Nazism was reactionary in that it sought to repackage tribal values under the guise of modern concepts. So was Communism. So are all the statist and collectivism isms. The only truly new and radical political revolution is the Lockean one. But, hey, I’ve got a book on all this stuff.

He does indeed.

Busted

It will be interesting to see how how NBC (and Dan Abrams) respond to this:

As a matter of fact, I had other things to occupy my time in the White House in 2002 rather than “structuring” a campaign for an Alabama gubernatorial candidate, calling people to raise money for his race, and going through the arduous task of “putting together a strategy.” And I certainly didn’t meet with anyone at the Justice Department or either of the two U.S. Attorneys in Alabama about investigating or indicting Siegelman. My involvement in the campaign was to approve a request that the President appear at a Riley campaign fundraising event, one of several score fundraising events the President did that election cycle.

It boils down to this: as a journalist, do you feel you have a responsibility to dig into the claims made by your guests, seek out evidence and come to a professional judgment as to the real facts? Or do you feel if a charge is breathtaking enough, thoroughly checking it out isn’t a necessity?

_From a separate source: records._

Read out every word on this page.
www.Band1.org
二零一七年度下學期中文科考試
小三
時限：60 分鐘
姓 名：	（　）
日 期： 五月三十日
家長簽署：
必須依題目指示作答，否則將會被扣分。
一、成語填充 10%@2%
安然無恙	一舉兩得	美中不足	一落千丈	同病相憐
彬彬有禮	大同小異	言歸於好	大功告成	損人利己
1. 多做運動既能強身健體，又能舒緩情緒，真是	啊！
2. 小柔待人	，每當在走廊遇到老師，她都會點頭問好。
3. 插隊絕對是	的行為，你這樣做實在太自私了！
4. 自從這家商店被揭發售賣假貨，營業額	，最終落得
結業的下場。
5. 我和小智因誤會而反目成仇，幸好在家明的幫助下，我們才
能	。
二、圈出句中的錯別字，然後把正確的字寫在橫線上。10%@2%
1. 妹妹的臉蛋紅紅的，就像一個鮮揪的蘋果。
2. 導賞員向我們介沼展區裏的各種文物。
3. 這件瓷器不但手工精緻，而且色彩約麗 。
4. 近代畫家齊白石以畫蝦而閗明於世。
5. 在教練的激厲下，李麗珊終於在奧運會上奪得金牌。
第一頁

I know you might be concerned that asking these questions could restrict your ability to make sensational charges on the air, but don’t you think you have a responsibility to provide even a shred of supporting evidence before sullying the journalistic reputations of MSNBC and NBC?

People used to believe journalists were searching for the truth. But your cable show increasingly seems to be focused on wishful thinking, hoping something is one way and diminishing the search for facts and evidence in favor of repeating your fondest desires.

So what else is new?

The Fascists Lose In Italy–Again

Jonah Goldberg’s book has provided a clearer, better-focused lens through which to view the world. For instance, it now becomes clear that the recent Italian political earthquake was a victory for the true, classical liberal right, and a major defeat for a resurgence of the smiley-faced fascism that has held much of Europe in its grip for the past decades, despite the defeat of the more virulent forms of it in World War II. Here are the values that won, and lost:

The election campaign itself was the most rigorously fought in Italy since its liberation from Fascist rule in 1944. Berlusconi, often portrayed by the media as something of a clown if not a conjurer of tricks, put the case for a market-based capitalist and democratic system in simple but powerful terms.

His rival, former Rome Mayor Walter Veltroni, leader of the new Democratic Party, succeeded in putting forward the case for a social-democratic system, with the state playing the central role as a distributor of wealth and welfare.

Berlusconi spoke of discipline, family values, hard work and individual generosity. Veltroni countered with his talk of solidarity, sharing and collective compassion.

Text coloration mine. All of the red rhetoric could have come right out of Benito Mussolini’s playbook. The green stuff is “right wing.”

With this defeat, and the complete political demise of one of the oldest and most extreme fascist movements–the Communist Party–perhaps the Italians have finally laid the old socialist to rest.